We do have ongoing projects tackling the issue of data complexity, such as the Linked Open Data Cloud. The Linked Open Data Cloud provides a loosely coupled collection of data, information, and knowledge that’s accessible by any human or machine with access to the Internet. The intent is to create an abstraction layer provided by the web. It permits both basic and sophisticated lookup-oriented access using either the SPARQL query language or SQL, to provide access to structured and unstructured data much in the same way that we have accessed web pages to get at image and text pages since the web started.

Of course, an array of technology providers offer solutions as well, such as master data management, data virtualization, and other technologies that allow you to manage complex data in improved ways. In other words, providing data semantics and metadata management outside of the databases, cloud or not.

What I’m understanding now is that this approach to deal with cloud, cross-cloud, or hybrid cloud database management just won’t scale or age well. In looking at the requirements now, as well as in the near or far future, the data will get more complex, including becoming technologically diverse, considering the rapid pace of innovation.

Attempting to leverage the approaches and tools we use today will add complexity until the systems eventually collapse from the weight of it. Just think of the number of tools in your data center today that cause you to ask “what were they thinking?” Indeed, they were thinking much the same way we’re thinking today, including looking for tactical solutions that will eventually not provide the value they once did—and in some cases providing negative value.

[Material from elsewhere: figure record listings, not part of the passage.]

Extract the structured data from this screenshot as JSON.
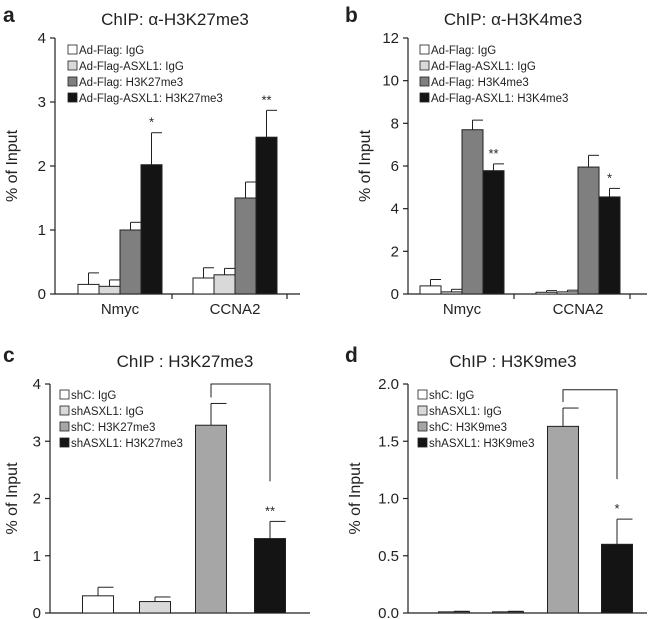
{
  "colors": {
    "white": "#ffffff",
    "light": "#d9d9d9",
    "mid": "#7f7f7f",
    "midlight": "#a6a6a6",
    "black": "#141414",
    "outline": "#231f20"
  },
  "chart_data": [
    {
      "panel": "a",
      "type": "bar",
      "title": "ChIP: α-H3K27me3",
      "ylabel": "% of Input",
      "xlabel": "",
      "ylim": [
        0,
        4
      ],
      "yticks": [
        "0",
        "1",
        "2",
        "3",
        "4"
      ],
      "categories": [
        "Nmyc",
        "CCNA2"
      ],
      "legend_position": "top-left",
      "series": [
        {
          "name": "Ad-Flag: IgG",
          "color": "#ffffff",
          "values": [
            0.15,
            0.25
          ],
          "errors": [
            0.18,
            0.16
          ]
        },
        {
          "name": "Ad-Flag-ASXL1: IgG",
          "color": "#d9d9d9",
          "values": [
            0.12,
            0.3
          ],
          "errors": [
            0.1,
            0.1
          ]
        },
        {
          "name": "Ad-Flag: H3K27me3",
          "color": "#7f7f7f",
          "values": [
            1.0,
            1.5
          ],
          "errors": [
            0.12,
            0.25
          ]
        },
        {
          "name": "Ad-Flag-ASXL1: H3K27me3",
          "color": "#141414",
          "values": [
            2.02,
            2.45
          ],
          "errors": [
            0.5,
            0.42
          ]
        }
      ],
      "annotations": [
        {
          "category": 0,
          "series": 3,
          "text": "*"
        },
        {
          "category": 1,
          "series": 3,
          "text": "**"
        }
      ]
    },
    {
      "panel": "b",
      "type": "bar",
      "title": "ChIP: α-H3K4me3",
      "ylabel": "% of Input",
      "xlabel": "",
      "ylim": [
        0,
        12
      ],
      "yticks": [
        "0",
        "2",
        "4",
        "6",
        "8",
        "10",
        "12"
      ],
      "categories": [
        "Nmyc",
        "CCNA2"
      ],
      "legend_position": "top-left",
      "series": [
        {
          "name": "Ad-Flag: IgG",
          "color": "#ffffff",
          "values": [
            0.38,
            0.08
          ],
          "errors": [
            0.3,
            0.08
          ]
        },
        {
          "name": "Ad-Flag-ASXL1: IgG",
          "color": "#d9d9d9",
          "values": [
            0.1,
            0.1
          ],
          "errors": [
            0.12,
            0.08
          ]
        },
        {
          "name": "Ad-Flag: H3K4me3",
          "color": "#7f7f7f",
          "values": [
            7.7,
            5.95
          ],
          "errors": [
            0.45,
            0.55
          ]
        },
        {
          "name": "Ad-Flag-ASXL1: H3K4me3",
          "color": "#141414",
          "values": [
            5.78,
            4.55
          ],
          "errors": [
            0.32,
            0.4
          ]
        }
      ],
      "annotations": [
        {
          "category": 0,
          "series": 3,
          "text": "**"
        },
        {
          "category": 1,
          "series": 3,
          "text": "*"
        }
      ]
    },
    {
      "panel": "c",
      "type": "bar",
      "title": "ChIP : H3K27me3",
      "ylabel": "% of Input",
      "xlabel": "",
      "ylim": [
        0,
        4
      ],
      "yticks": [
        "0",
        "1",
        "2",
        "3",
        "4"
      ],
      "categories": [
        "shC: IgG",
        "shASXL1: IgG",
        "shC: H3K27me3",
        "shASXL1: H3K27me3"
      ],
      "legend_position": "top-left",
      "series": [
        {
          "name": "shC: IgG",
          "color": "#ffffff",
          "value": 0.3,
          "error": 0.15
        },
        {
          "name": "shASXL1: IgG",
          "color": "#d9d9d9",
          "value": 0.2,
          "error": 0.08
        },
        {
          "name": "shC: H3K27me3",
          "color": "#a6a6a6",
          "value": 3.28,
          "error": 0.38
        },
        {
          "name": "shASXL1: H3K27me3",
          "color": "#141414",
          "value": 1.3,
          "error": 0.3
        }
      ],
      "bracket": {
        "from": 2,
        "to": 3,
        "top": 4.0,
        "text": "**"
      }
    },
    {
      "panel": "d",
      "type": "bar",
      "title": "ChIP : H3K9me3",
      "ylabel": "% of Input",
      "xlabel": "",
      "ylim": [
        0,
        2.0
      ],
      "yticks": [
        "0.0",
        "0.5",
        "1.0",
        "1.5",
        "2.0"
      ],
      "categories": [
        "shC: IgG",
        "shASXL1: IgG",
        "shC: H3K9me3",
        "shASXL1: H3K9me3"
      ],
      "legend_position": "top-left",
      "series": [
        {
          "name": "shC: IgG",
          "color": "#ffffff",
          "value": 0.01,
          "error": 0.005
        },
        {
          "name": "shASXL1: IgG",
          "color": "#d9d9d9",
          "value": 0.01,
          "error": 0.005
        },
        {
          "name": "shC: H3K9me3",
          "color": "#a6a6a6",
          "value": 1.63,
          "error": 0.16
        },
        {
          "name": "shASXL1: H3K9me3",
          "color": "#141414",
          "value": 0.6,
          "error": 0.22
        }
      ],
      "bracket": {
        "from": 2,
        "to": 3,
        "top": 1.95,
        "text": "*"
      }
    }
  ]
}
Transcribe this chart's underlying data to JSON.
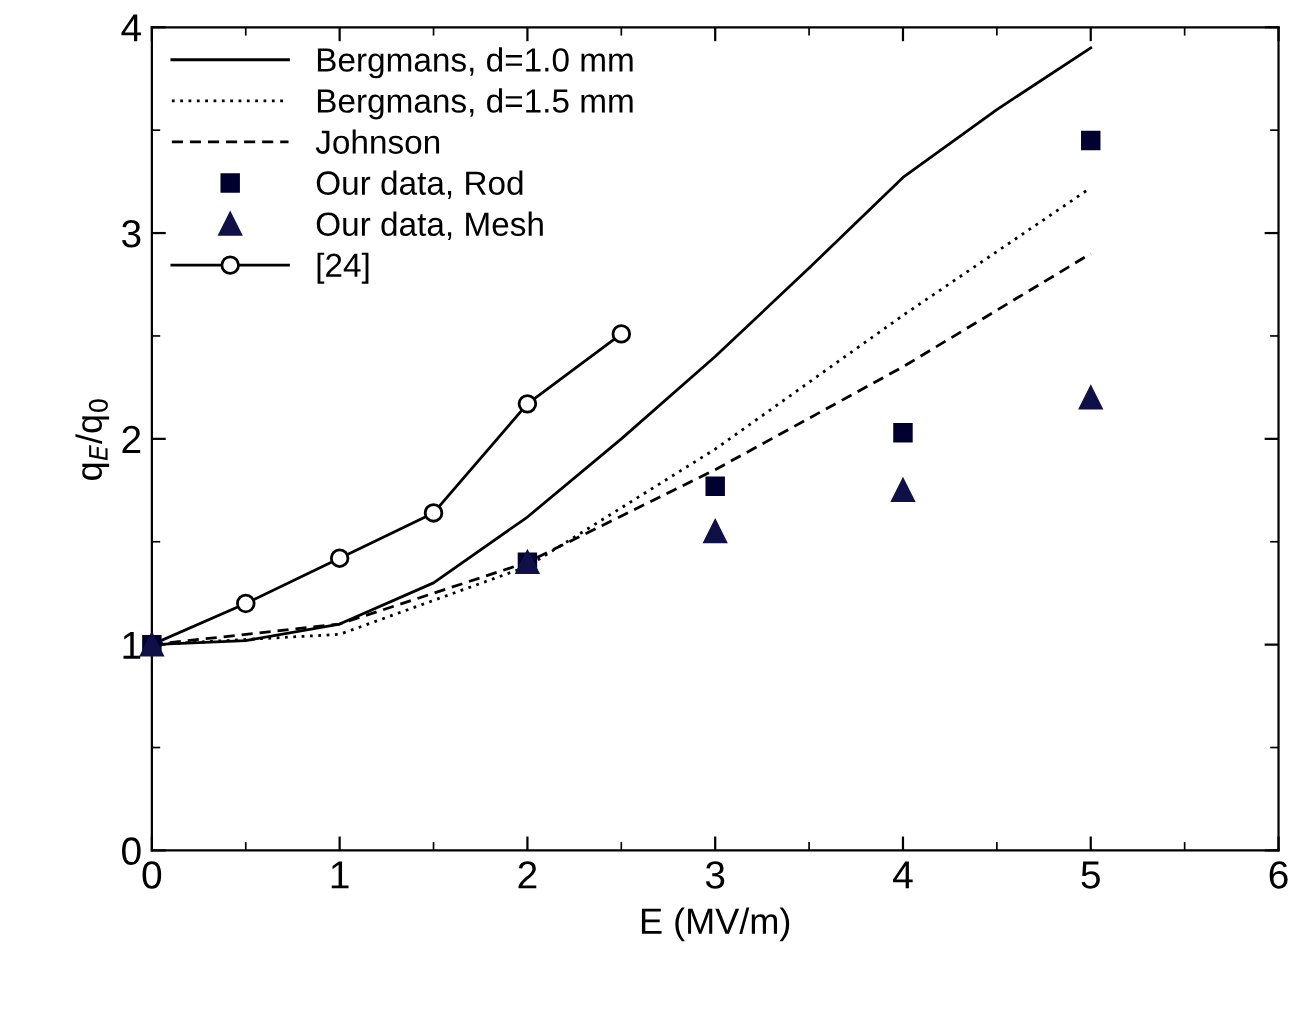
{
  "chart_data": {
    "type": "line",
    "xlabel": "E (MV/m)",
    "ylabel": "q$_{E}$/q$_{0}$",
    "xlim": [
      0,
      6
    ],
    "ylim": [
      0,
      4
    ],
    "xticks": [
      0,
      1,
      2,
      3,
      4,
      5,
      6
    ],
    "yticks": [
      0,
      1,
      2,
      3,
      4
    ],
    "grid": false,
    "legend": "top left",
    "series": [
      {
        "name": "Bergmans, d=1.0 mm",
        "color": "#000000",
        "line_style": "solid",
        "marker": "none",
        "x": [
          0,
          0.5,
          1,
          1.5,
          2,
          2.5,
          3,
          3.5,
          4,
          4.5,
          5
        ],
        "values": [
          1.0,
          1.02,
          1.1,
          1.3,
          1.62,
          2.0,
          2.4,
          2.83,
          3.27,
          3.6,
          3.9
        ]
      },
      {
        "name": "Bergmans, d=1.5 mm",
        "color": "#000000",
        "line_style": "dotted",
        "marker": "none",
        "x": [
          0,
          1,
          2,
          3,
          4,
          5
        ],
        "values": [
          1.0,
          1.05,
          1.38,
          1.95,
          2.6,
          3.22
        ]
      },
      {
        "name": "Johnson",
        "color": "#000000",
        "line_style": "dashed",
        "marker": "none",
        "x": [
          0,
          1,
          2,
          3,
          4,
          5
        ],
        "values": [
          1.0,
          1.1,
          1.4,
          1.85,
          2.35,
          2.9
        ]
      },
      {
        "name": "Our data, Rod",
        "type": "scatter",
        "color": "#000030",
        "marker": "square",
        "x": [
          0,
          2,
          3,
          4,
          5
        ],
        "values": [
          1.0,
          1.4,
          1.77,
          2.03,
          3.45
        ]
      },
      {
        "name": "Our data, Mesh",
        "type": "scatter",
        "color": "#101048",
        "marker": "triangle",
        "x": [
          0,
          2,
          3,
          4,
          5
        ],
        "values": [
          1.0,
          1.4,
          1.55,
          1.75,
          2.2
        ]
      },
      {
        "name": "[24]",
        "color": "#000000",
        "line_style": "solid",
        "marker": "circle",
        "x": [
          0,
          0.5,
          1,
          1.5,
          2,
          2.5
        ],
        "values": [
          1.0,
          1.2,
          1.42,
          1.64,
          2.17,
          2.51
        ]
      }
    ]
  }
}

I’ve come a long way to make a pitch to you, but as I’m thinking about how we solve this issue, an approach seems to pop up over and over as the best likely solution. Indeed, it’s been kicked around in different academic circles. It’s the notion of self-identifying data.

I’ll likely hit this topic again at some point, but here’s the idea: Take the autonomous data concept a few steps further by embedding more intelligence with the data and more knowledge about the data itself. We would gain the ability to have all knowledge around the use of the data available by the data itself, no matter where it’s stored, or where the information is requested. This will reduce data complexity twenty-fold, if we implement this concept in the same ways.

Some of the unique value would include:

The end game for any company is to take advantage of all the data it has at its disposal, make it accessible to anybody in the company who needs it to gain insights, and use those insights to make the business run better.
With increasing automation, data teams can work on higher order, more valuable problems. They can focus on the data, not the data platform, to achieve data success.
This is a core issue that complex data management needs to solve. Self-identifying data provides the specifics needed to address the issue of data complexity.

Lots of work needs to get done to make this a reality. I’m not sure we have that much time; missing something like this is hurting how effectively we use cloud computing today. Time to get work.